Cell phones are often helpful in emergencies, but usually they have to be turned on. Not for Australian Michael Brown. Authorities say drug user Robert Troy Scanlon shot Mr. Brown with a crossbow because he mistakenly thought Mr. Brown was a police informant. Mr. Scanlon was right on target, hitting Mr. Brown in the chest, but the bolt became lodged in the phone in his shirt pocket instead of his chest. The Brisbane Supreme Court last week sentenced Mr. Scanlon to 12 years in prison for drug possession and for attempted murder in the December 2002 attack.
Sanguan Pongsawat of Payao, Thailand, can spare more than a dime. During emergency surgery on Aug. 31, doctors found 4.2 pounds of loose change in the 37-year-old's stomach. Mr. Sanguan had come to the hospital complaining of excruciating pain, apparently after swallowing coins over an extended period of time. "He is in safe condition," said surgeon Sakchai Athawaiboon. "But he has to be in the hospital for some time in case of side effects because the metal coins had been in his body for a long time."
Turkish construction worker Iiker Yilmaz can squirt milk 9.2 feet-out of his left eye. Mr. Yilmaz broke the previous world record of 8.745 feet in a Sept. 1 event sponsored by a Turkish milk company. A tear-gland anomaly allows him and a handful of others worldwide to snort liquid from their noses into their eyelids. "I'm happy and proud that I can get Turkey in the record book, even if it's for milk squirting."

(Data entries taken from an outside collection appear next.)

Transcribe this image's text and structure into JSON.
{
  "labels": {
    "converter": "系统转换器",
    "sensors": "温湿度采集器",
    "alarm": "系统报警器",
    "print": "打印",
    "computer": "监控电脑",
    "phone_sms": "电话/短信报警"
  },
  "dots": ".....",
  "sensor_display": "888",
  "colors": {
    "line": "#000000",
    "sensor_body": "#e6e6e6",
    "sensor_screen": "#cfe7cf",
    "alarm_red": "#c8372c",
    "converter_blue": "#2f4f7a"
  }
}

One way to succeed in the Olympics is to have very few athletes qualify, at least according to Mohsen Mehralizadeh, head of Iran's Physical Education Organization. Mr. Mehralizadeh told the Etemad newspaper that Iran, which won six medals at the summer games in Athens, did better than the United States, which won 103 medals. The reason: Iran had a medal for every 6.2 athletes at the games while the United States had one for every 13.8 athletes. "Therefore of the 202 countries present in Athens, Iran was fourth," he said. The official medals table puts the United States first and Iran 29th.
What a dope
A German teenager apparently thought he could make a quick euro selling marijuana at a party that he and two friends crashed on Sept. 3. The only problem: It was a party for off-duty police officers to celebrate a colleague's birthday. Police immediately led the teenager, whom they did not identify, away from the party and arrested him. "Police have a private life, too," a police spokesman told the Reuters news service. "The poor guy picked the wrong customers that night."